2. Dans son rapport, le gouvernement déclare qu’il a indiqué dès le début que le Japon a déjà réglé avec les gouvernements intéressés les questions relatives aux réparations, aux biens et aux revendications ayant trait à la dernière guerre mondiale, et que les questions que la commission d’experts a soulevées relèvent de celles qui ont été réglées. Par conséquent, le gouvernement du Japon considère que l’OIT ne devrait plus les examiner. A cet égard, le gouvernement se réfère au Traité de paix de San Francisco, aux traités de paix bilatéraux et aux autres traités et accords conclus entre le Japon et l’Indonésie, la Chine, la République de Corée et les Etats-Unis qui, tous, comportent des dispositions en vertu desquelles sont exclues les actions individuelles en justice contre le Japon qui émanent de citoyens de ces pays. Le gouvernement indique également qu’il a exprimé formellement et à plusieurs reprises ses regrets et versé des sommes importantes à plusieurs des pays concernés à des fins d’aide au développement. Le gouvernement ajoute que, à l’évidence, … ces questions ne font pas partie des sujets d’actualité que l’OIT examine. Le gouvernement du Japon exprime donc fermement l’espoir que la commission d’experts se saisira de ces questions et en délibérera pour la dernière fois. Le gouvernement fait également mention des commentaires de la Confédération japonaise des syndicats (JTUC-RENGO), communiqués dans une lettre en date du 20 octobre 2000, qui indiquent que la Confédération soutient le rapport du gouvernement du Japon et insiste également avec force qu’il serait bon que la commission cesse de délibérer sur ces cas.
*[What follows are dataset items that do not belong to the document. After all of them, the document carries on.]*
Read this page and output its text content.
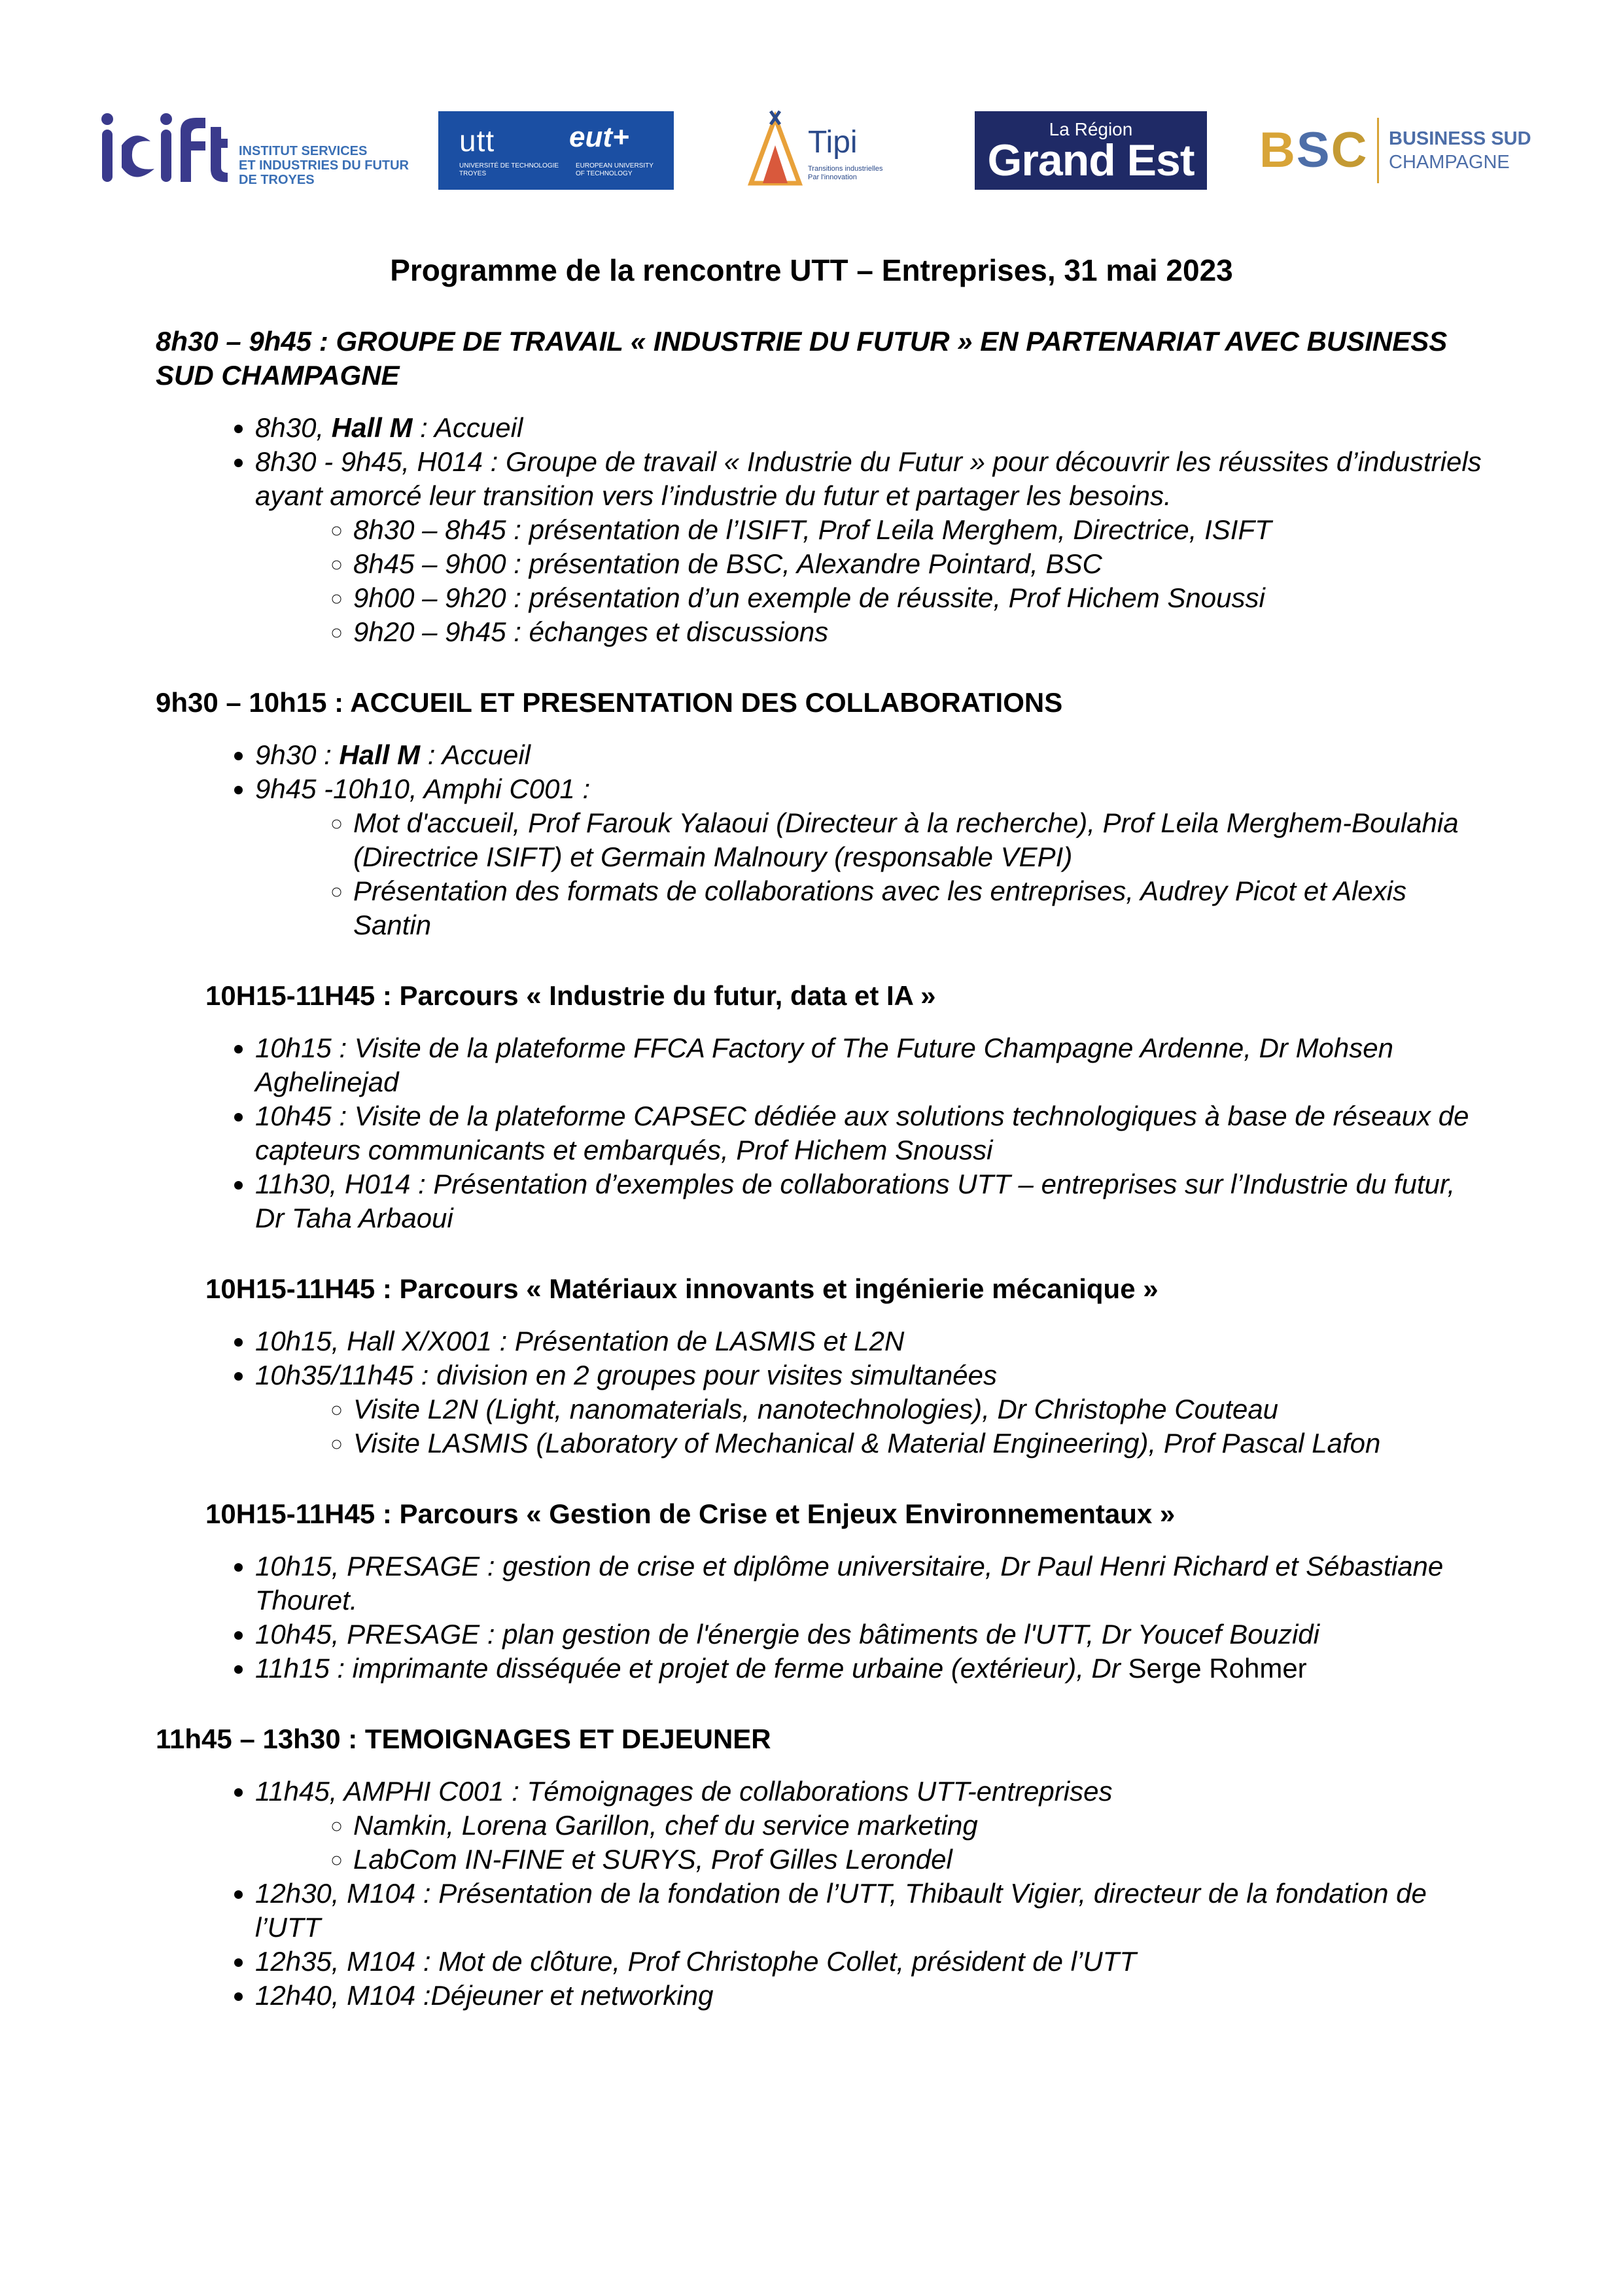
INSTITUT SERVICES
ET INDUSTRIES DU FUTUR
DE TROYES
utt
UNIVERSITÉ DE TECHNOLOGIE
TROYES
eut+
EUROPEAN UNIVERSITY
OF TECHNOLOGY
Tipi
Transitions industrielles
Par l'innovation
La Région
Grand Est BSC BUSINESS SUD
CHAMPAGNE
Programme de la rencontre UTT – Entreprises, 31 mai 2023

8h30 – 9h45 : GROUPE DE TRAVAIL « INDUSTRIE DU FUTUR » EN PARTENARIAT AVEC BUSINESS SUD CHAMPAGNE

• 8h30, Hall M : Accueil
• 8h30 - 9h45, H014 : Groupe de travail « Industrie du Futur » pour découvrir les réussites d’industriels ayant amorcé leur transition vers l’industrie du futur et partager les besoins.
◦ 8h30 – 8h45 : présentation de l’ISIFT, Prof Leila Merghem, Directrice, ISIFT
◦ 8h45 – 9h00 : présentation de BSC, Alexandre Pointard, BSC
◦ 9h00 – 9h20 : présentation d’un exemple de réussite, Prof Hichem Snoussi
◦ 9h20 – 9h45 : échanges et discussions

9h30 – 10h15 : ACCUEIL ET PRESENTATION DES COLLABORATIONS

• 9h30 : Hall M : Accueil
• 9h45 -10h10, Amphi C001 :
◦ Mot d'accueil, Prof Farouk Yalaoui (Directeur à la recherche), Prof Leila Merghem-Boulahia (Directrice ISIFT) et Germain Malnoury (responsable VEPI)
◦ Présentation des formats de collaborations avec les entreprises, Audrey Picot et Alexis Santin

10H15-11H45 : Parcours « Industrie du futur, data et IA »

• 10h15 : Visite de la plateforme FFCA Factory of The Future Champagne Ardenne, Dr Mohsen Aghelinejad
• 10h45 : Visite de la plateforme CAPSEC dédiée aux solutions technologiques à base de réseaux de capteurs communicants et embarqués, Prof Hichem Snoussi
• 11h30, H014 : Présentation d’exemples de collaborations UTT – entreprises sur l’Industrie du futur, Dr Taha Arbaoui

10H15-11H45 : Parcours « Matériaux innovants et ingénierie mécanique »

• 10h15, Hall X/X001 : Présentation de LASMIS et L2N
• 10h35/11h45 : division en 2 groupes pour visites simultanées
◦ Visite L2N (Light, nanomaterials, nanotechnologies), Dr Christophe Couteau
◦ Visite LASMIS (Laboratory of Mechanical & Material Engineering), Prof Pascal Lafon

10H15-11H45 : Parcours « Gestion de Crise et Enjeux Environnementaux »

• 10h15, PRESAGE : gestion de crise et diplôme universitaire, Dr Paul Henri Richard et Sébastiane Thouret.
• 10h45, PRESAGE : plan gestion de l'énergie des bâtiments de l'UTT, Dr Youcef Bouzidi
• 11h15 : imprimante disséquée et projet de ferme urbaine (extérieur), Dr Serge Rohmer

11h45 – 13h30 : TEMOIGNAGES ET DEJEUNER

• 11h45, AMPHI C001 : Témoignages de collaborations UTT-entreprises
◦ Namkin, Lorena Garillon, chef du service marketing
◦ LabCom IN-FINE et SURYS, Prof Gilles Lerondel
• 12h30, M104 : Présentation de la fondation de l’UTT, Thibault Vigier, directeur de la fondation de l’UTT
• 12h35, M104 : Mot de clôture, Prof Christophe Collet, président de l’UTT
• 12h40, M104 :Déjeuner et networking
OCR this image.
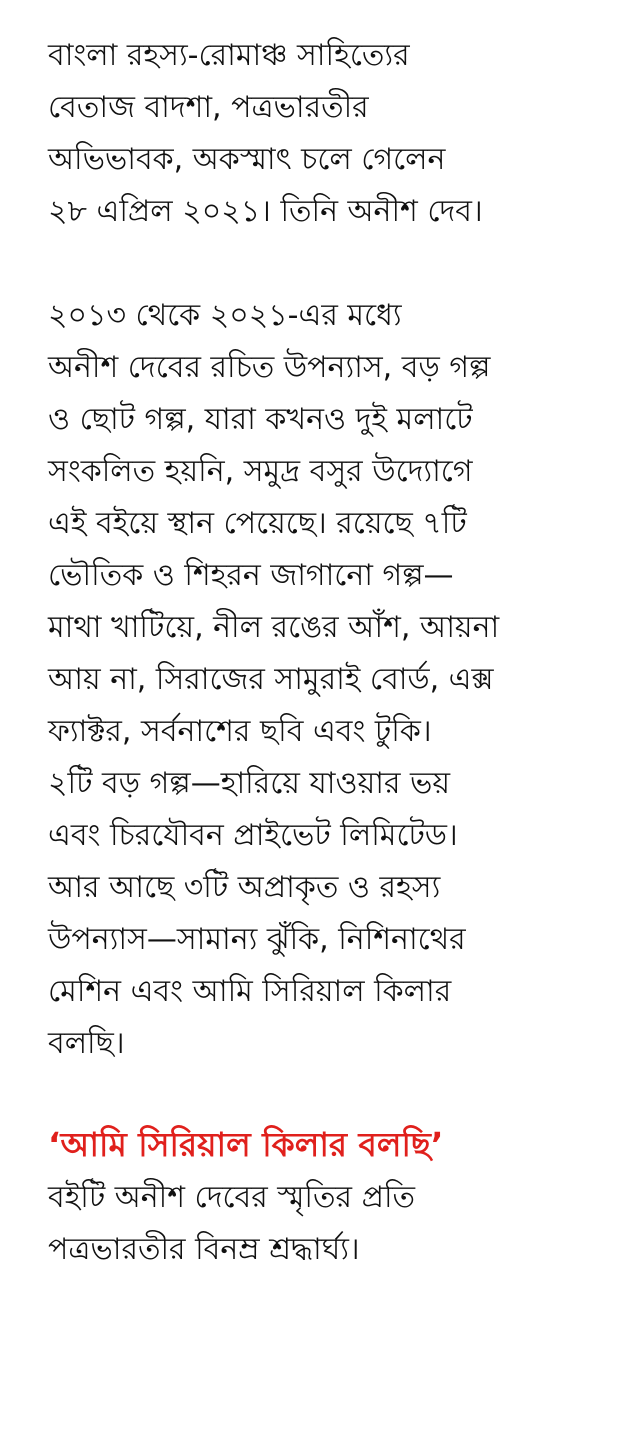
বাংলা রহস্য-রোমাঞ্চ সাহিত্যের
বেতাজ বাদশা, পত্রভারতীর
অভিভাবক, অকস্মাৎ চলে গেলেন
২৮ এপ্রিল ২০২১। তিনি অনীশ দেব।

২০১৩ থেকে ২০২১-এর মধ্যে
অনীশ দেবের রচিত উপন্যাস, বড় গল্প
ও ছোট গল্প, যারা কখনও দুই মলাটে
সংকলিত হয়নি, সমুদ্র বসুর উদ্যোগে
এই বইয়ে স্থান পেয়েছে। রয়েছে ৭টি
ভৌতিক ও শিহরন জাগানো গল্প—
মাথা খাটিয়ে, নীল রঙের আঁশ, আয়না
আয় না, সিরাজের সামুরাই বোর্ড, এক্স
ফ্যাক্টর, সর্বনাশের ছবি এবং টুকি।
২টি বড় গল্প—হারিয়ে যাওয়ার ভয়
এবং চিরযৌবন প্রাইভেট লিমিটেড।
আর আছে ৩টি অপ্রাকৃত ও রহস্য
উপন্যাস—সামান্য ঝুঁকি, নিশিনাথের
মেশিন এবং আমি সিরিয়াল কিলার
বলছি।

‘আমি সিরিয়াল কিলার বলছি’

বইটি অনীশ দেবের স্মৃতির প্রতি
পত্রভারতীর বিনম্র শ্রদ্ধার্ঘ্য।
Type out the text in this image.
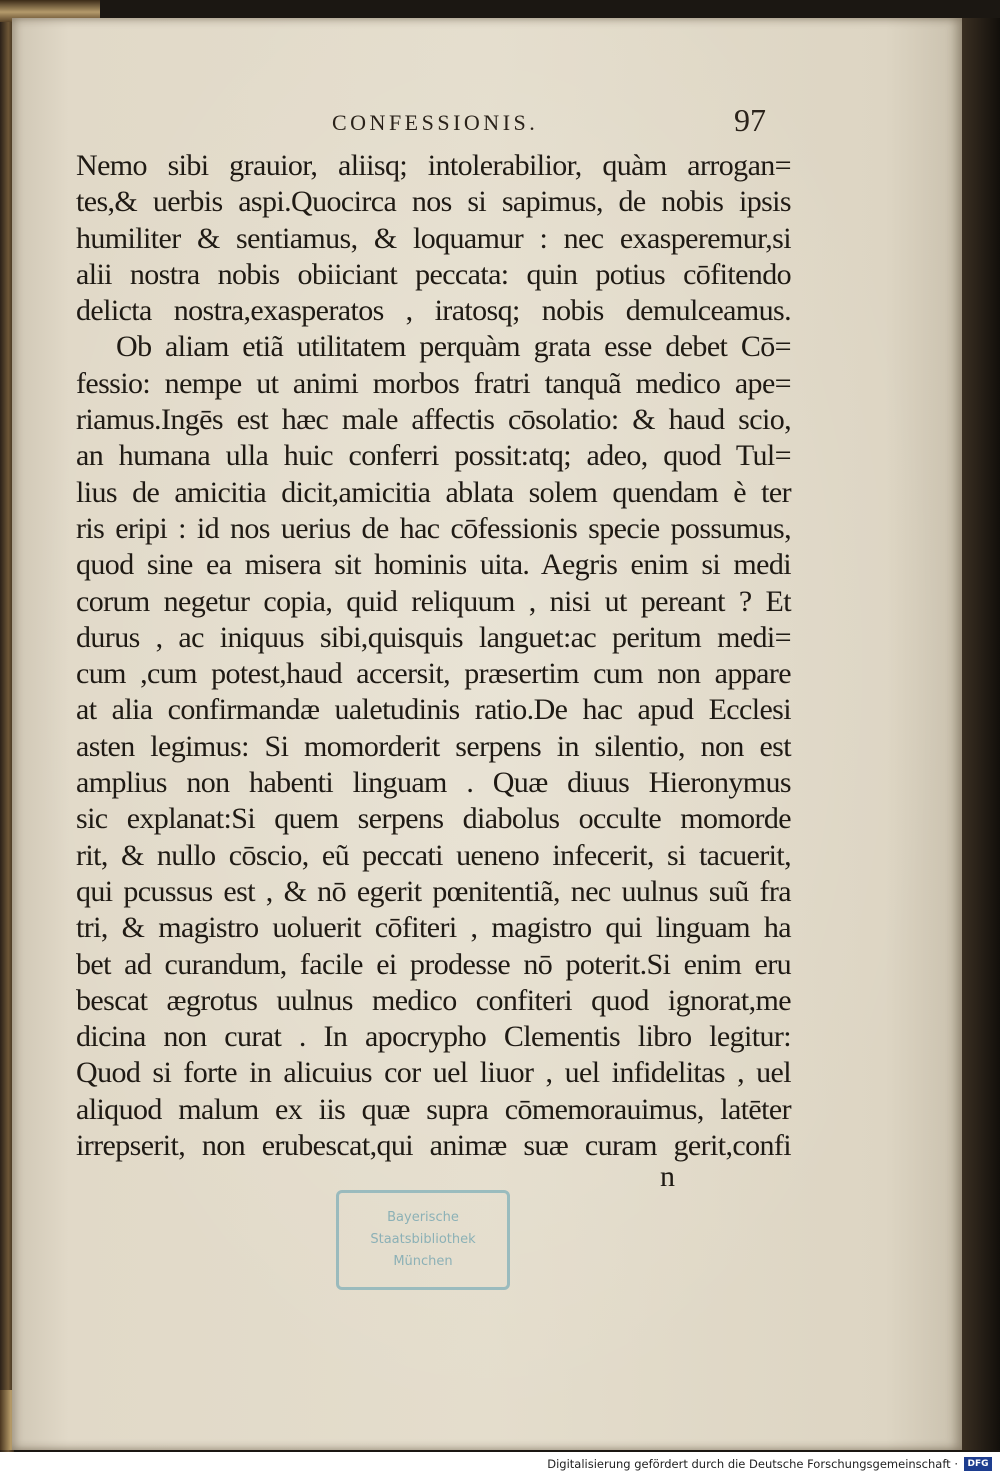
CONFESSIONIS.	97
Nemo sibi grauior, aliisq; intolerabilior, quàm arrogan=
tes,& uerbis aspi.Quocirca nos si sapimus, de nobis ipsis
humiliter & sentiamus, & loquamur : nec exasperemur,si
alii nostra nobis obiiciant peccata: quin potius cōfitendo
delicta nostra,exasperatos , iratosq; nobis demulceamus.
Ob aliam etiã utilitatem perquàm grata esse debet Cō=
fessio: nempe ut animi morbos fratri tanquã medico ape=
riamus.Ingēs est hæc male affectis cōsolatio: & haud scio,
an humana ulla huic conferri possit:atq; adeo, quod Tul=
lius de amicitia dicit,amicitia ablata solem quendam è ter
ris eripi : id nos uerius de hac cōfessionis specie possumus,
quod sine ea misera sit hominis uita. Aegris enim si medi
corum negetur copia, quid reliquum , nisi ut pereant ? Et
durus , ac iniquus sibi,quisquis languet:ac peritum medi=
cum ,cum potest,haud accersit, præsertim cum non appare
at alia confirmandæ ualetudinis ratio.De hac apud Ecclesi
asten legimus: Si momorderit serpens in silentio, non est
amplius non habenti linguam . Quæ diuus Hieronymus
sic explanat:Si quem serpens diabolus occulte momorde
rit, & nullo cōscio, eũ peccati ueneno infecerit, si tacuerit,
qui pcussus est , & nō egerit pœnitentiã, nec uulnus suũ fra
tri, & magistro uoluerit cōfiteri , magistro qui linguam ha
bet ad curandum, facile ei prodesse nō poterit.Si enim eru
bescat ægrotus uulnus medico confiteri quod ignorat,me
dicina non curat . In apocrypho Clementis libro legitur:
Quod si forte in alicuius cor uel liuor , uel infidelitas , uel
aliquod malum ex iis quæ supra cōmemorauimus, latēter
irrepserit, non erubescat,qui animæ suæ curam gerit,confi
n
Bayerische
Staatsbibliothek
München
Digitalisierung gefördert durch die Deutsche Forschungsgemeinschaft ·	DFG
3. La commission reconnaît que, au regard du droit, le gouvernement a raison de déclarer que des questions relatives aux réparations ont été réglées par voie de traité. Toutefois, elle estime qu’il importe de continuer d’examiner les commentaires abondants des syndicats à ce sujet et l’évolution du traitement des demandes de réparation, et de fournir des informations sur la manière dont le gouvernement considère ces questions. Elle espère qu’il ne sera plus nécessaire, lors de ces prochaines sessions, de revenir sur ces questions.
4. La commission note que, outre les observations des organisations de travailleurs qu’elle examine plus loin, elle en a reçu du Conseil local de Tokyo des syndicats - Tokyo-Chihyo, dans une lettre du 1er novembre 2000. Cette communication a été adressée au gouvernement pour qu’il puisse, s’il le souhaite, s’exprimer à ce sujet, et elle sera examinée dès que le gouvernement aura présenté ses commentaires.
5. Dans ses observations précédentes, la commission avait pris note des violations flagrantes des droits de l’homme et des abus sexuels perpétrés à l’encontre des femmes détenues dans les garnisons militaires appelées «comfort stations», durant les années qui ont précédé la deuxième guerre mondiale et pendant celle-ci. Ces femmes avaient été forcées de fournir des services sexuels aux militaires. La commission avait considéré que cette situation violait les exigences de la convention et que des abus aussi intolérables devaient donner lieu à des réparations appropriées, même si elle n’était pas habilitée à prescrire des réparations. La commission avait déclaré que ces réparations ne pouvaient être allouées que par le gouvernement en tant qu’entité responsable aux termes de la convention et elle avait exprimé l’espoir que, compte tenu du temps qui s’était écoulé depuis ces événements, le gouvernement accorderait toute l’attention et la diligence voulue à cette question. La commission note que les délégués travailleurs de la Commission de l’application des normes de la Conférence ont déclaré en 1998 que, si le cas ne devait pas être examiné de manière approfondie par la Commission de la Conférence, ils espéraient que le gouvernement rencontrerait les syndicats et les organisations représentatives des femmes concernées, ainsi que d’autres gouvernements, afin de trouver une solution effective aux attentes de la majorité des victimes.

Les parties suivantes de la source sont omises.